The new kings of rock 'n' roll wanted to meet Domino, whose protege, Clarence "Frogman" Henry, opened the tour for them. He agreed to arrange a meeting. Henry's manager and former Shaw Artists agent Bob Astor had booked the concert. He called up Fats, and they went to the show together. When Domino's Cadillac got hung up in the traffic, Astor attracted the attention of a policeman, who guided them through the confusion to a small trailer behind the stage where the besieged Beatles had found refuge.
"'ello, Mr. Domino," said Ringo Starr as he opened the door.
In the trailer George Harrison and John Lennon strummed unplugged guitars. They all serenaded Domino with an impromptu version of "I'm in Love Again." Fats joined in.
Domino's sparkling fingers put Ringo's rings to shame. Paul McCartney was particularly impressed by his huge star-shaped watch, which was encrusted with diamonds. Harrison was charmed by his sweet nature, as Domino modestly deflected their compliments.
Afterwards, Astor asked Domino what the Beatles said to him. Fats replied, "They were talkin' so fast I barely understood 'em!"

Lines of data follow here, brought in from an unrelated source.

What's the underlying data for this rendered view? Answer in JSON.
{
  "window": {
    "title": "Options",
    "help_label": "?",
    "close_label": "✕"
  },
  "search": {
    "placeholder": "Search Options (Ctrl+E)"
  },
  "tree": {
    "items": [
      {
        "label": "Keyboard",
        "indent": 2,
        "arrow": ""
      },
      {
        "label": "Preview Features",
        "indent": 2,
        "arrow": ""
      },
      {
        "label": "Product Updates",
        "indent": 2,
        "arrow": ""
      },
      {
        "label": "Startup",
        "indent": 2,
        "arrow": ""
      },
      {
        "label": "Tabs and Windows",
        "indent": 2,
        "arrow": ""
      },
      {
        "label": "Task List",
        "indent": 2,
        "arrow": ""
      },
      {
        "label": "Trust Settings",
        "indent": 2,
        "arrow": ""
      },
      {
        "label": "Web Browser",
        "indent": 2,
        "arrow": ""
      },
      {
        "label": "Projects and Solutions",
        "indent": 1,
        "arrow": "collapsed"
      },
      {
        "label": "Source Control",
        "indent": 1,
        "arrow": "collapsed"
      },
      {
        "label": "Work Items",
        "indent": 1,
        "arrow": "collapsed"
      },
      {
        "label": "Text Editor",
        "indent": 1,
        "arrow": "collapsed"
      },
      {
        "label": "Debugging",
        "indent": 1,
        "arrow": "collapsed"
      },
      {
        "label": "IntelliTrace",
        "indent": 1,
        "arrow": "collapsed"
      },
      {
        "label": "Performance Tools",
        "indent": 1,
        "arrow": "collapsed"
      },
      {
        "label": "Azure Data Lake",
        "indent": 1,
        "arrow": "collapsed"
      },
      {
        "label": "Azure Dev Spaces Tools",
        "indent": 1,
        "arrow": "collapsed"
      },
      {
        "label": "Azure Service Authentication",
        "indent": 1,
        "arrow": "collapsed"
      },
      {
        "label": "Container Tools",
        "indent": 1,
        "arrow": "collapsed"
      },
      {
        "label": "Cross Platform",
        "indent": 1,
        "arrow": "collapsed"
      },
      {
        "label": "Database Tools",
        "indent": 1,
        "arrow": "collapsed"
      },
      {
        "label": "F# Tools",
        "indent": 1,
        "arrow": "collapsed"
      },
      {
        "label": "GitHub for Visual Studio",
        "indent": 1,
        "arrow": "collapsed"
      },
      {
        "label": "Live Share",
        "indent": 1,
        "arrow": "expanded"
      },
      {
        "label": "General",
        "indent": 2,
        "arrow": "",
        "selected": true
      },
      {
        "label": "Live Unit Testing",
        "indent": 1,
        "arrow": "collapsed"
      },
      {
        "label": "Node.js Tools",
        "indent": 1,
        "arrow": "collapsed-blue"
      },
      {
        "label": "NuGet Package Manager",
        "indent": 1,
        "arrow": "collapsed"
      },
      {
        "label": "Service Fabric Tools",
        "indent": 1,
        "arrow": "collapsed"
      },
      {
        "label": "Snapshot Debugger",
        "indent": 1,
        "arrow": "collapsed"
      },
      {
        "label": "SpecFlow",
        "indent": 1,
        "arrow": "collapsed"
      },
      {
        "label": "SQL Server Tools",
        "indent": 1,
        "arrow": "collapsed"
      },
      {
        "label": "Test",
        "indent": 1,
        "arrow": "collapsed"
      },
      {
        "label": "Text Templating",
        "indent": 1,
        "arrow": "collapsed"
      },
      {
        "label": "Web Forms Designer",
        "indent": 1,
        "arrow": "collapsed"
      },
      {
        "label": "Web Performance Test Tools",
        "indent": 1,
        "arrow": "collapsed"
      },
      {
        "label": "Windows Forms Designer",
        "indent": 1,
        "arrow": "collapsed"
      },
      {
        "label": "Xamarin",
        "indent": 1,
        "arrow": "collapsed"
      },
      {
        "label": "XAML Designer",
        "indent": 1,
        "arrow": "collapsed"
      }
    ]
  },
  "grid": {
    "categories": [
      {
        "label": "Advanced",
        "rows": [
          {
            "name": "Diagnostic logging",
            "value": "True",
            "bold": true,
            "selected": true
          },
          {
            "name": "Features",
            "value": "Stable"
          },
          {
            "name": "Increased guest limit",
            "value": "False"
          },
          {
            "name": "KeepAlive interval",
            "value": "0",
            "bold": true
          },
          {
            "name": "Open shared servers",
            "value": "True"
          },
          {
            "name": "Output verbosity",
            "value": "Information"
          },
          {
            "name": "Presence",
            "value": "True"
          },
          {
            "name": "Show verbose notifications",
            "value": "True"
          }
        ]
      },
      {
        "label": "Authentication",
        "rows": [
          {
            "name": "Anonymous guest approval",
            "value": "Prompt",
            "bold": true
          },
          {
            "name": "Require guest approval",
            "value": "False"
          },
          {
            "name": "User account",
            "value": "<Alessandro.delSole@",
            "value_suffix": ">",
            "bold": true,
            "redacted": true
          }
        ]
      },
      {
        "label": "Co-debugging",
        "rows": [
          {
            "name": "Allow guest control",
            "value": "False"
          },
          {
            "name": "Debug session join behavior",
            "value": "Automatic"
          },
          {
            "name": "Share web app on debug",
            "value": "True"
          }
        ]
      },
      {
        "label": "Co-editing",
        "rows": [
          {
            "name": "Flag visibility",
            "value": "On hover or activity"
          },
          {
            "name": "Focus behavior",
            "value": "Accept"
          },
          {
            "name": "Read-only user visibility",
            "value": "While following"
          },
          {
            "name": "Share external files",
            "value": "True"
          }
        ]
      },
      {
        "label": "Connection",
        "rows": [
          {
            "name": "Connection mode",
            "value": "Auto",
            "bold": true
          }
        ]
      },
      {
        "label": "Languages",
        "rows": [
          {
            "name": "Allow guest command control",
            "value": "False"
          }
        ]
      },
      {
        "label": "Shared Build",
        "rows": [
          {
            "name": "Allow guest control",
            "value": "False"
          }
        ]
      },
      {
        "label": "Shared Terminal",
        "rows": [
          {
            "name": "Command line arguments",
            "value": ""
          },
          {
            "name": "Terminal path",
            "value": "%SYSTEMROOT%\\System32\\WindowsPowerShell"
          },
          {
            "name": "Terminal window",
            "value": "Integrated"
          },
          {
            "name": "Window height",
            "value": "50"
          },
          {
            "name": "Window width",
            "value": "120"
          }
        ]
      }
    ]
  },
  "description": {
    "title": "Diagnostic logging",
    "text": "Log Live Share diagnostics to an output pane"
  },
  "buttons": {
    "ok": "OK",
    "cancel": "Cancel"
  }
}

Domino watched as 13,000 girls screamed. Police tackled scores of them as they desperately dashed across the field to reach their idols. "I want to thank everybody for coming, including the football players!" said McCartney, before launching into Little Richard's "Long Tall Sally." The Beatles had won a fan in Domino; they impressed him both personally and musically. "Everything they wrote I liked," says Fats.